Bangladesh indigenous peoples: We exist!

Tribal communities across Bangladesh on Aug. 9 observed the International Day of the World’s Indigenous People with rallies to demand their constitutional recognition as “indigenous people.” An especially large mobilization was held in Rangamati in the southeastern Chittagong Hill Tracts. (See map.) The protests were a reaction to recent statements by Foreign Minister Dipu Moni that the tribal peoples of the Chittagong Hill Tracts are “ethnic minorities” and should not be called “indigenous” to the region. Tribal leaders criticized the government for failure to fully implement Chittagong Hill Tracts peace accord, reached in 1997 to secure land rights for the region’s tribal peoples. “There is regular bloodshed in the hills,” said Jyotirindra Bodhipriya Larma, chairman of Chittagong Hill Tracts Regional Council. “Either the peace accord in the hills will be implemented or the Jumma people will be extinct.”
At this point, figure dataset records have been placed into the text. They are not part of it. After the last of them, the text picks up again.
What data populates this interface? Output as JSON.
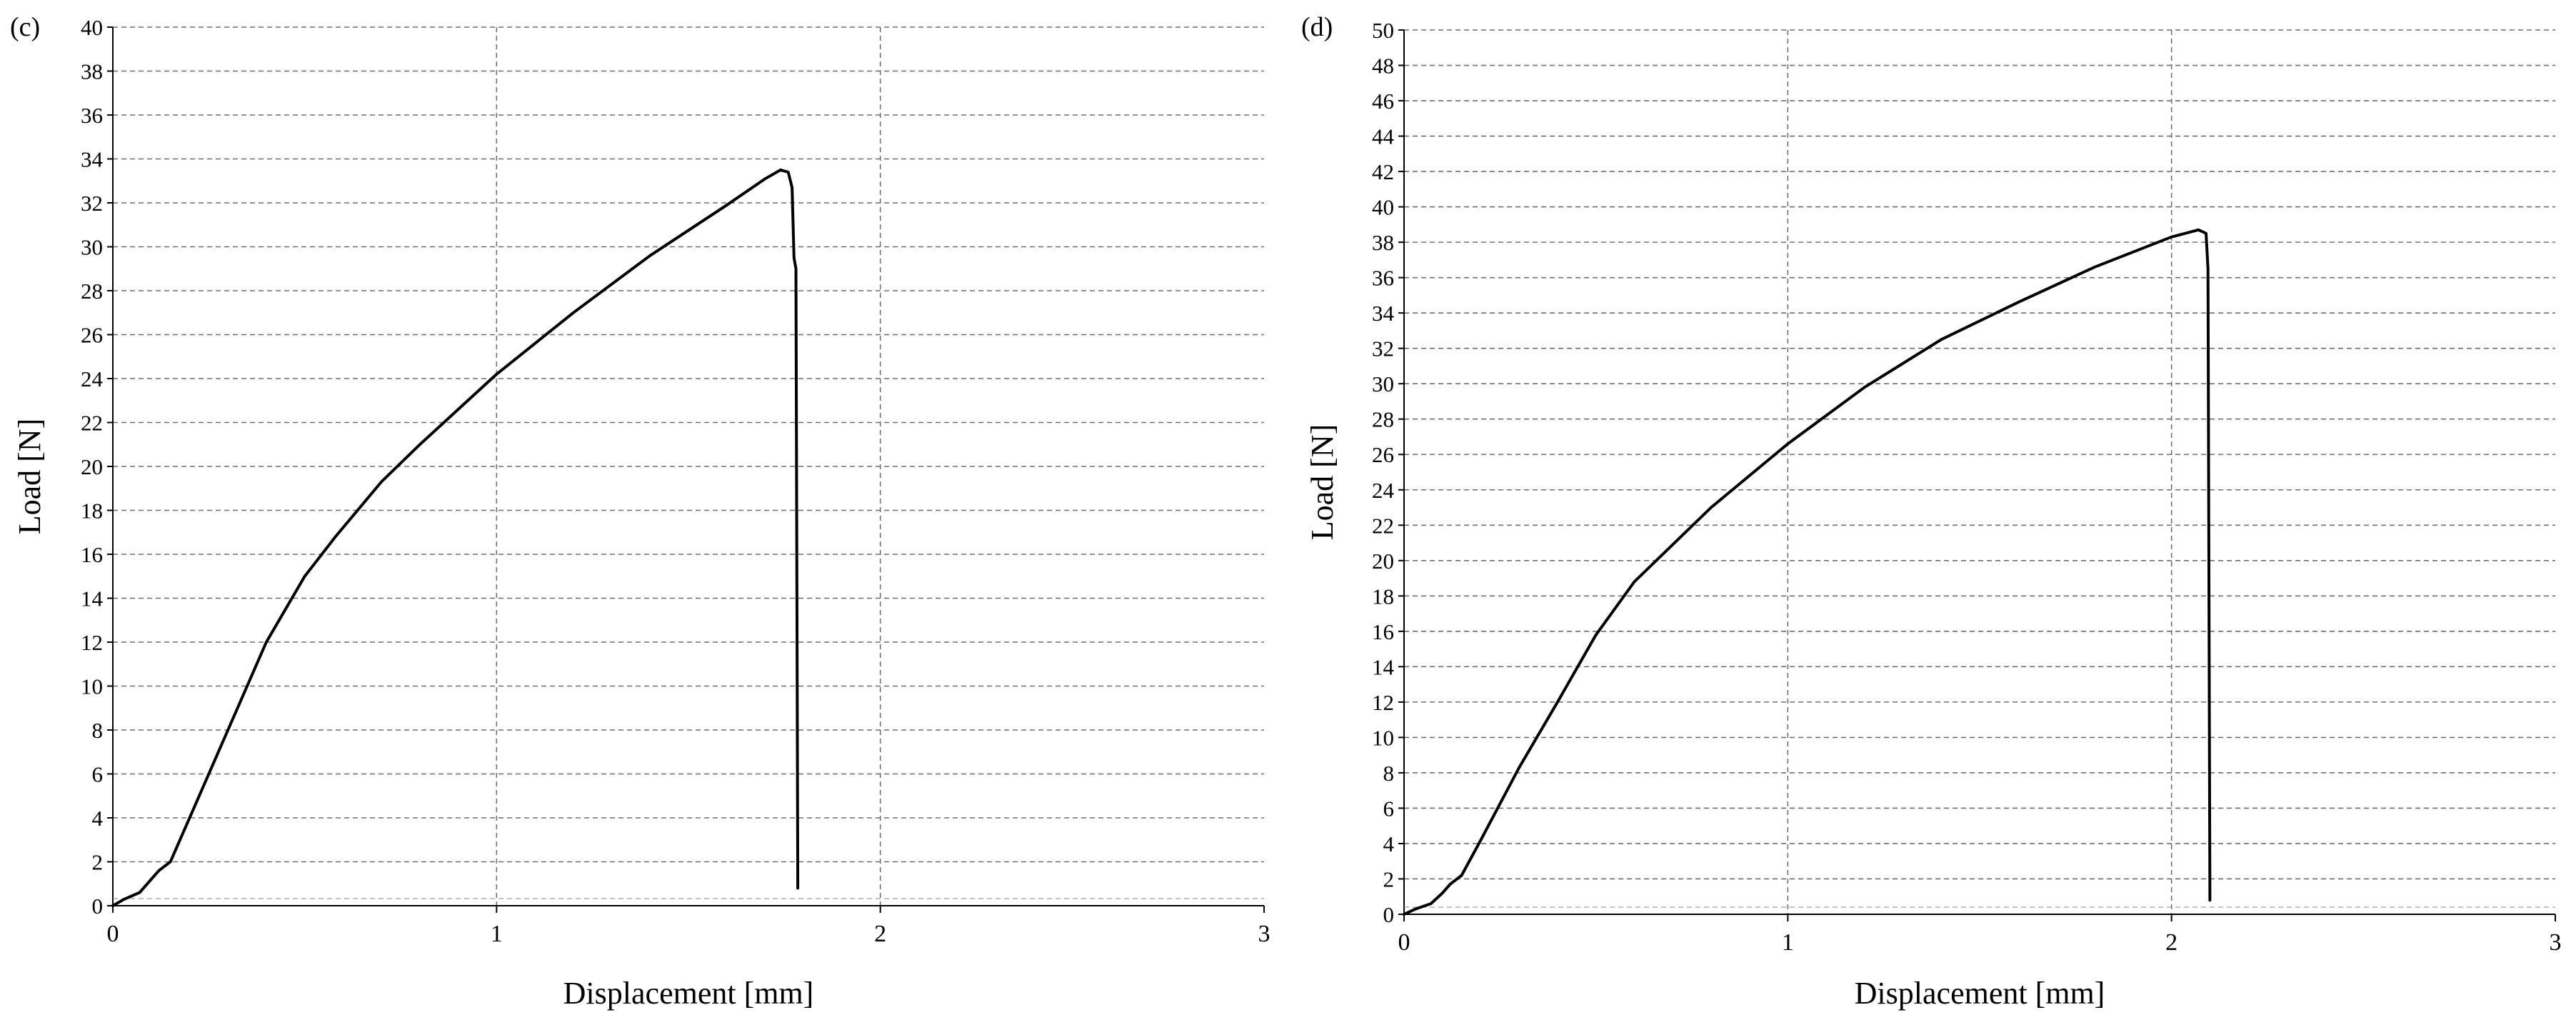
{
  "chart_data": [
    {
      "panel_label": "(c)",
      "type": "line",
      "xlabel": "Displacement [mm]",
      "ylabel": "Load [N]",
      "xlim": [
        0,
        3
      ],
      "ylim": [
        0,
        40
      ],
      "x_ticks": [
        0,
        1,
        2,
        3
      ],
      "y_ticks": [
        0,
        2,
        4,
        6,
        8,
        10,
        12,
        14,
        16,
        18,
        20,
        22,
        24,
        26,
        28,
        30,
        32,
        34,
        36,
        38,
        40
      ],
      "grid": true,
      "legend": "none",
      "series": [
        {
          "color": "#000000",
          "points": [
            [
              0,
              0
            ],
            [
              0.03,
              0.3
            ],
            [
              0.07,
              0.6
            ],
            [
              0.1,
              1.2
            ],
            [
              0.12,
              1.6
            ],
            [
              0.15,
              2.0
            ],
            [
              0.2,
              4.0
            ],
            [
              0.3,
              8.0
            ],
            [
              0.4,
              12.0
            ],
            [
              0.5,
              15.0
            ],
            [
              0.58,
              16.8
            ],
            [
              0.7,
              19.3
            ],
            [
              0.8,
              21.0
            ],
            [
              1.0,
              24.2
            ],
            [
              1.2,
              27.0
            ],
            [
              1.4,
              29.6
            ],
            [
              1.6,
              31.9
            ],
            [
              1.7,
              33.1
            ],
            [
              1.74,
              33.5
            ],
            [
              1.76,
              33.4
            ],
            [
              1.77,
              32.7
            ],
            [
              1.775,
              29.5
            ],
            [
              1.78,
              29.0
            ],
            [
              1.785,
              0.8
            ]
          ]
        }
      ]
    },
    {
      "panel_label": "(d)",
      "type": "line",
      "xlabel": "Displacement [mm]",
      "ylabel": "Load [N]",
      "xlim": [
        0,
        3
      ],
      "ylim": [
        0,
        50
      ],
      "x_ticks": [
        0,
        1,
        2,
        3
      ],
      "y_ticks": [
        0,
        2,
        4,
        6,
        8,
        10,
        12,
        14,
        16,
        18,
        20,
        22,
        24,
        26,
        28,
        30,
        32,
        34,
        36,
        38,
        40,
        42,
        44,
        46,
        48,
        50
      ],
      "grid": true,
      "legend": "none",
      "series": [
        {
          "color": "#000000",
          "points": [
            [
              0,
              0
            ],
            [
              0.03,
              0.3
            ],
            [
              0.07,
              0.6
            ],
            [
              0.1,
              1.2
            ],
            [
              0.12,
              1.7
            ],
            [
              0.15,
              2.2
            ],
            [
              0.2,
              4.2
            ],
            [
              0.3,
              8.3
            ],
            [
              0.4,
              12.0
            ],
            [
              0.5,
              15.8
            ],
            [
              0.6,
              18.8
            ],
            [
              0.8,
              23.0
            ],
            [
              1.0,
              26.6
            ],
            [
              1.2,
              29.8
            ],
            [
              1.4,
              32.5
            ],
            [
              1.6,
              34.6
            ],
            [
              1.8,
              36.6
            ],
            [
              2.0,
              38.3
            ],
            [
              2.07,
              38.7
            ],
            [
              2.09,
              38.5
            ],
            [
              2.095,
              36.5
            ],
            [
              2.1,
              0.8
            ]
          ]
        }
      ]
    }
  ]
}
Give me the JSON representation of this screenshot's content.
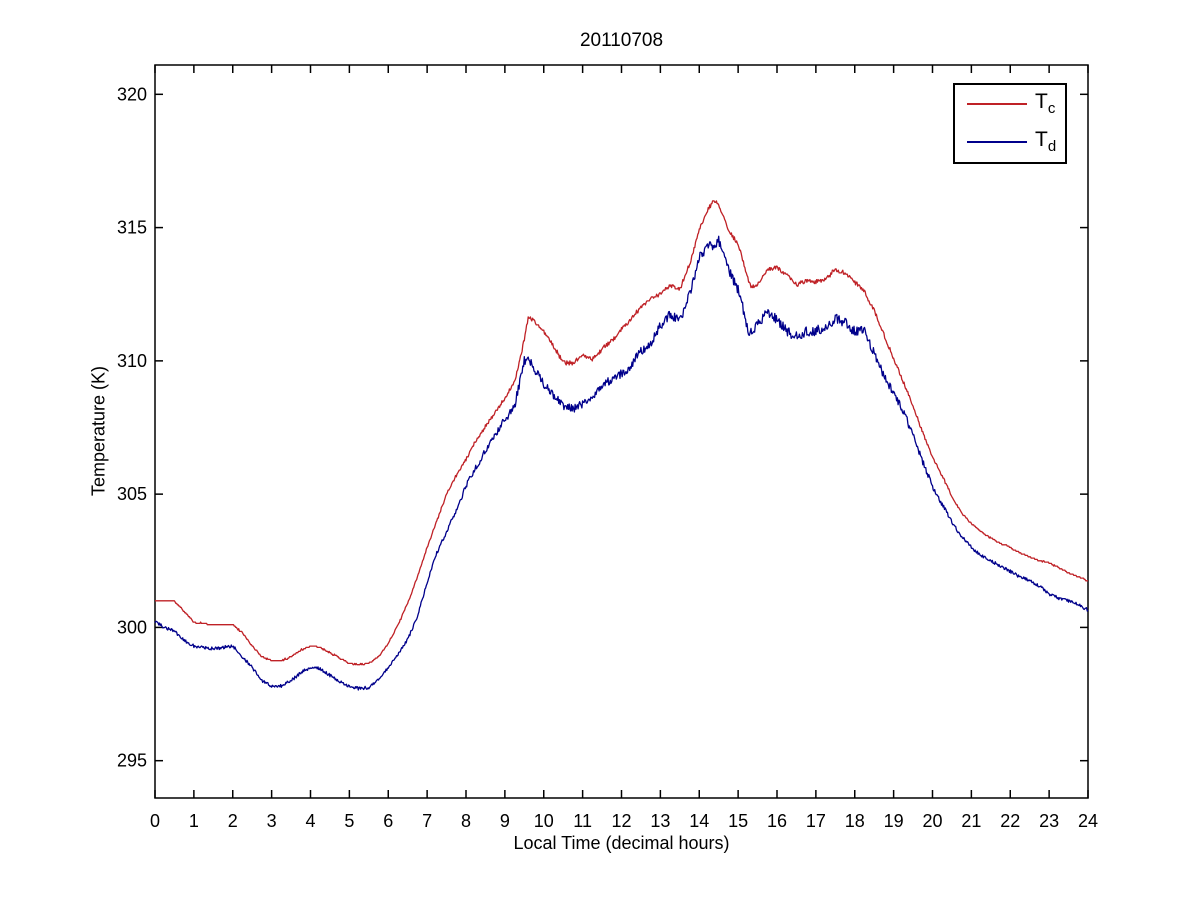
{
  "figure": {
    "background_color": "#ffffff",
    "axis_color": "#000000",
    "text_color": "#000000"
  },
  "chart_data": {
    "type": "line",
    "title": "20110708",
    "xlabel": "Local Time (decimal hours)",
    "ylabel": "Temperature (K)",
    "xlim": [
      0,
      24
    ],
    "ylim": [
      293.6,
      321.1
    ],
    "xticks": [
      0,
      1,
      2,
      3,
      4,
      5,
      6,
      7,
      8,
      9,
      10,
      11,
      12,
      13,
      14,
      15,
      16,
      17,
      18,
      19,
      20,
      21,
      22,
      23,
      24
    ],
    "yticks": [
      295,
      300,
      305,
      310,
      315,
      320
    ],
    "grid": false,
    "legend": {
      "position": "top-right",
      "border": true
    },
    "x": [
      0,
      0.25,
      0.5,
      0.75,
      1,
      1.25,
      1.5,
      1.75,
      2,
      2.25,
      2.5,
      2.75,
      3,
      3.25,
      3.5,
      3.75,
      4,
      4.25,
      4.5,
      4.75,
      5,
      5.25,
      5.5,
      5.75,
      6,
      6.25,
      6.5,
      6.75,
      7,
      7.25,
      7.5,
      7.75,
      8,
      8.25,
      8.5,
      8.75,
      9,
      9.25,
      9.5,
      9.6,
      9.75,
      10,
      10.25,
      10.5,
      10.75,
      11,
      11.25,
      11.5,
      11.75,
      12,
      12.25,
      12.5,
      12.75,
      13,
      13.25,
      13.5,
      13.75,
      14,
      14.25,
      14.4,
      14.5,
      14.75,
      15,
      15.25,
      15.35,
      15.5,
      15.75,
      16,
      16.25,
      16.5,
      16.75,
      17,
      17.25,
      17.5,
      17.75,
      18,
      18.25,
      18.5,
      18.75,
      19,
      19.25,
      19.5,
      19.75,
      20,
      20.25,
      20.5,
      20.75,
      21,
      21.25,
      21.5,
      21.75,
      22,
      22.25,
      22.5,
      22.75,
      23,
      23.25,
      23.5,
      23.75,
      24
    ],
    "series": [
      {
        "name": "Tc",
        "legend_main": "T",
        "legend_sub": "c",
        "color": "#bf2126",
        "noise_amplitude": 0.05,
        "quantization": 0.05,
        "values": [
          301.0,
          301.0,
          301.0,
          300.6,
          300.2,
          300.15,
          300.1,
          300.1,
          300.1,
          299.8,
          299.3,
          298.9,
          298.75,
          298.75,
          298.9,
          299.15,
          299.3,
          299.25,
          299.05,
          298.85,
          298.65,
          298.6,
          298.65,
          298.9,
          299.4,
          300.1,
          300.9,
          301.9,
          303.0,
          304.0,
          305.0,
          305.7,
          306.3,
          307.0,
          307.55,
          308.05,
          308.6,
          309.2,
          310.8,
          311.65,
          311.5,
          311.1,
          310.55,
          309.95,
          309.9,
          310.25,
          310.05,
          310.45,
          310.75,
          311.2,
          311.6,
          312.0,
          312.3,
          312.5,
          312.85,
          312.7,
          313.6,
          314.9,
          315.75,
          316.0,
          315.85,
          314.9,
          314.4,
          313.1,
          312.75,
          312.85,
          313.4,
          313.5,
          313.25,
          312.85,
          313.0,
          312.95,
          313.1,
          313.4,
          313.3,
          312.95,
          312.6,
          311.9,
          311.0,
          310.1,
          309.2,
          308.3,
          307.3,
          306.4,
          305.7,
          304.9,
          304.3,
          303.9,
          303.6,
          303.35,
          303.15,
          303.0,
          302.8,
          302.65,
          302.5,
          302.4,
          302.25,
          302.05,
          301.9,
          301.75
        ]
      },
      {
        "name": "Td",
        "legend_main": "T",
        "legend_sub": "d",
        "color": "#00008b",
        "noise_amplitude": 0.13,
        "quantization": 0,
        "values": [
          300.2,
          300.0,
          299.85,
          299.5,
          299.3,
          299.25,
          299.2,
          299.25,
          299.3,
          298.9,
          298.5,
          298.0,
          297.8,
          297.8,
          298.0,
          298.3,
          298.5,
          298.45,
          298.2,
          297.95,
          297.8,
          297.7,
          297.75,
          298.05,
          298.5,
          299.0,
          299.55,
          300.4,
          301.7,
          302.8,
          303.6,
          304.4,
          305.3,
          306.0,
          306.6,
          307.2,
          307.8,
          308.3,
          310.0,
          310.05,
          309.7,
          309.1,
          308.7,
          308.3,
          308.2,
          308.4,
          308.65,
          309.0,
          309.35,
          309.5,
          309.85,
          310.4,
          310.65,
          311.3,
          311.8,
          311.45,
          312.5,
          313.9,
          314.25,
          314.4,
          314.5,
          313.4,
          312.7,
          311.2,
          311.0,
          311.4,
          311.8,
          311.55,
          311.1,
          310.95,
          311.1,
          311.1,
          311.3,
          311.6,
          311.45,
          311.1,
          311.15,
          310.3,
          309.4,
          308.8,
          308.1,
          307.2,
          306.2,
          305.3,
          304.6,
          303.95,
          303.4,
          303.0,
          302.7,
          302.5,
          302.3,
          302.1,
          301.9,
          301.75,
          301.55,
          301.25,
          301.1,
          301.0,
          300.85,
          300.65
        ]
      }
    ]
  }
}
But a counter-protest was held by the Samo Odhikar Andolan, an organization representing Bengali settlers in Chittagong Hill Tracts, formed a human chain around government administration buildings, urging the authorities not to recognise the Jumma community in CHT as indigenous people. The counter-protesters charged that the UN Declaration on the Rights of Indigenous Peoples is incompatible with the Bangladeshi constitution, and called on the government to reject it. (Daily Star, Bangladesh Financial Express, Dhaka, Aug. 10; Asia News Network, Aug. 8; Daily Star, July 27)

The eleven tribes in the Chittagong Hill Tracts are collectively known as Jummas after their practice of “shifting cultivation,” known locally as “Jhum.” Hundreds of thousands of settlers have been moved into the Hill Tracts over the last sixty years, displacing the Jumma people and subjecting them to violent repression.